Sturnia is a genus of Asian birds in the starling family Sturnidae. It was formerly often merged with Sturnus.

==Taxonomy==
The genus Sturnia was introduced in 1837 by the French naturalist René Lesson. He designated the type species as Pastor elegans Lesson, 1834. This is a junior synonym of Oriolus sinensis Gmelin, 1778, the white-shouldered starling. The genus name is from Latin sturnus meaning "starling".

The old genus' placement with the starlings was found to be polyphyletic, resulting in changes in the placement. A 2008 study places the following species within this genus:

The genus contains five species:

| Image | Scientific name | Common name | Distribution |
|---|---|---|---|
|  | Sturnia sinensis | White-shouldered starling | southern China and northern Vietnam |
|  | Sturnia malabarica | Chestnut-tailed starling | India and Southeast Asia |
|  | Sturnia blythii | Malabar starling | southwest India |
|  | Sturnia erythropygia | White-headed starling | Andaman and Nicobar Islands |
|  | Sturnia pagodarum | Brahminy starling | Nepal and India, a winter visitor to Sri Lanka |

Former taxonomic treatments have included:
- White-faced starling, Sturnia albofrontata (now Sturnornis albofrontatus).
- Daurian starling, Sturnia sturnina (now Agropsar sturninus).
- Chestnut-cheeked starling, Sturnia philippensis (now Agropsar philippensis).

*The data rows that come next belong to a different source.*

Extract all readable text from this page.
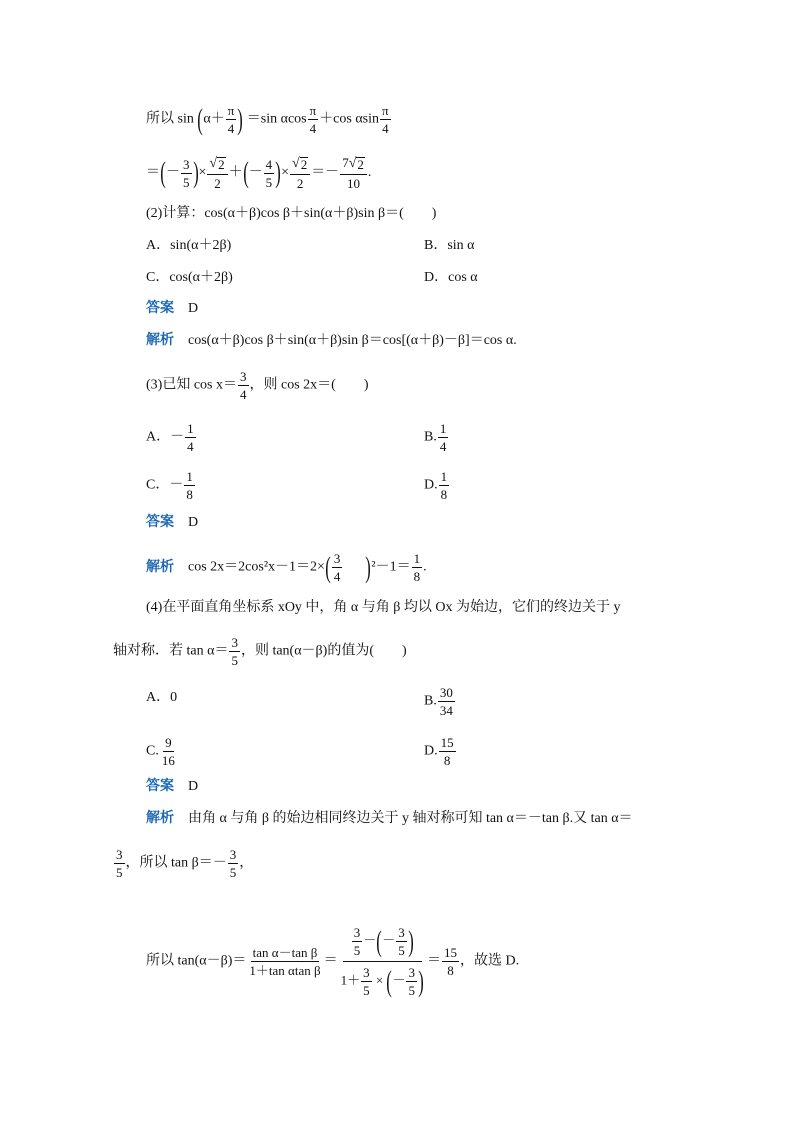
所以 $\sin (\alpha+ \frac{\pi}{4}$ ) ＝sin αcos $\frac{\pi}{4} +\cos$ αsin $\frac{\pi}{4}$
＝(－ $\frac{3}{5}$ )× $\frac{√ 2}{2}$ ＋(－ $\frac{4}{5}$ )× $\frac{√ 2}{2} =- \frac{7 √ 2}{10}$ .
(2)计算：cos(α＋β)cos β＋sin(α＋β)sin β＝(　　)
A．sin(α＋2β)	B．sin α
C．cos(α＋2β)	D．cos α
答案 D
解析 cos(α＋β)cos β＋sin(α＋β)sin β＝cos[(α＋β)－β]＝cos α.
(3)已知 $\cos x= \frac{3}{4}$ ，则 cos 2x＝(　　)
A．－ $\frac{1}{4}$	B. $\frac{1}{4}$
C．－ $\frac{1}{8}$	D. $\frac{1}{8}$
答案 D
解析 $\cos 2x=2\cos^2x-1=2\times( \frac{3}{4} )^2-1= \frac{1}{8}$ .
(4)在平面直角坐标系 xOy 中，角 α 与角 β 均以 Ox 为始边，它们的终边关于 y
轴对称．若 $\tan \alpha= \frac{3}{5}$ ，则 tan(α－β)的值为(　　)
A．0	B. $\frac{30}{34}$
C. $\frac{9}{16}$	D. $\frac{15}{8}$
答案 D
解析 由角 α 与角 β 的始边相同终边关于 y 轴对称可知 tan α＝－tan β.又 tan α＝
$\frac{3}{5}$ ，所以 $\tan \beta=- \frac{3}{5}$ ，
所以 $\tan(\alpha-\beta)= \frac{\text{tan α－tan β}}{\text{1＋tan αtan β}} = \frac{\frac{3}{5} -(- \frac{3}{5} )}{1+ \frac{3}{5} \times (- \frac{3}{5} )} = \frac{15}{8}$ ，故选 D.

If the first of these was to be included in Sturnia, it seems highly warranted also to include the monotypic genera Leucopsar (Bali myna) and Fregilupus (hoopoe starling), and perhaps the enigmatic Necropsar (Rodrigues starling), in Sturnia. On the other hand, if these distinct genera are maintained, the white-faced starling would then receive its own genus, Sturnornis.

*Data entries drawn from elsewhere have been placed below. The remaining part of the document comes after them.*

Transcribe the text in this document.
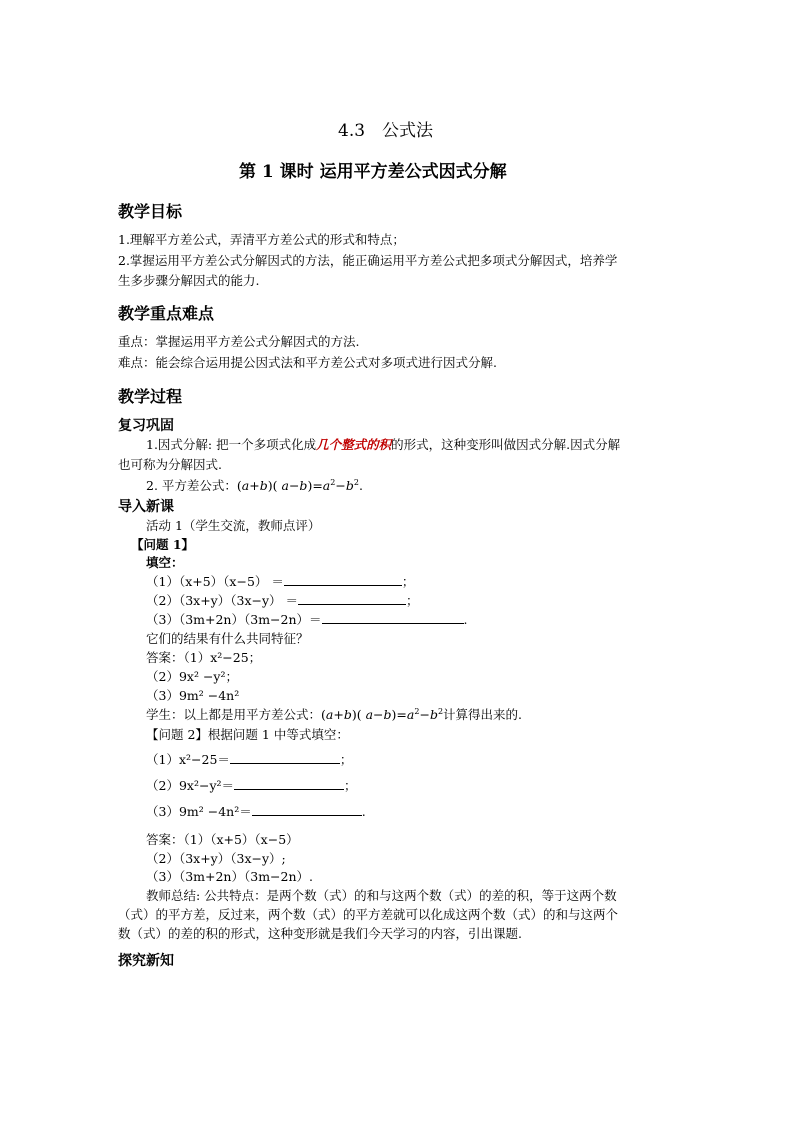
4.3　公式法
第 1 课时 运用平方差公式因式分解
教学目标
1.理解平方差公式，弄清平方差公式的形式和特点；
2.掌握运用平方差公式分解因式的方法，能正确运用平方差公式把多项式分解因式，培养学
生多步骤分解因式的能力.
教学重点难点
重点：掌握运用平方差公式分解因式的方法.
难点：能会综合运用提公因式法和平方差公式对多项式进行因式分解.
教学过程
复习巩固
1.因式分解: 把一个多项式化成几个整式的积的形式，这种变形叫做因式分解.因式分解
也可称为分解因式.
2. 平方差公式：(a+b)( $a-b)=a^2-b^2$.
导入新课
活动 1（学生交流，教师点评）
【问题 1】
填空：
（1）（x+5）（x−5） ＝	；
（2）（3x+y）（3x−y） ＝	；
（3）（3m+2n）（3m−2n）＝	.
它们的结果有什么共同特征？
答案：（1）x²−25；
（2）9x² −y²；
（3）9m² −4n²
学生：以上都是用平方差公式：(a+b)( $a-b)=a^2-b^2$计算得出来的.
【问题 2】根据问题 1 中等式填空：
（1）x²−25＝	；
（2）9x²−y²＝	；
（3）9m² −4n²＝	.
答案：（1）（x+5）（x−5）
（2）（3x+y）（3x−y）;
（3）（3m+2n）（3m−2n）.
教师总结: 公共特点：是两个数（式）的和与这两个数（式）的差的积，等于这两个数
（式）的平方差，反过来，两个数（式）的平方差就可以化成这两个数（式）的和与这两个
数（式）的差的积的形式，这种变形就是我们今天学习的内容，引出课题.
探究新知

The other two would better be dealt with by resurrecting Agropsar, either as a distinct genus or as a subgenus of Gracupica, which otherwise includes the black-collared starling ("Sturnus" nigricollis) and the pied mynas (Gracupica spp.); these four form a robust and ancient group of two sister species that is perhaps even closer to the wattled starling (Creatophpora cinerea) than to the genus Sturnus. Their similarity to Sturnia proper is probably simply a symplesiomorphy.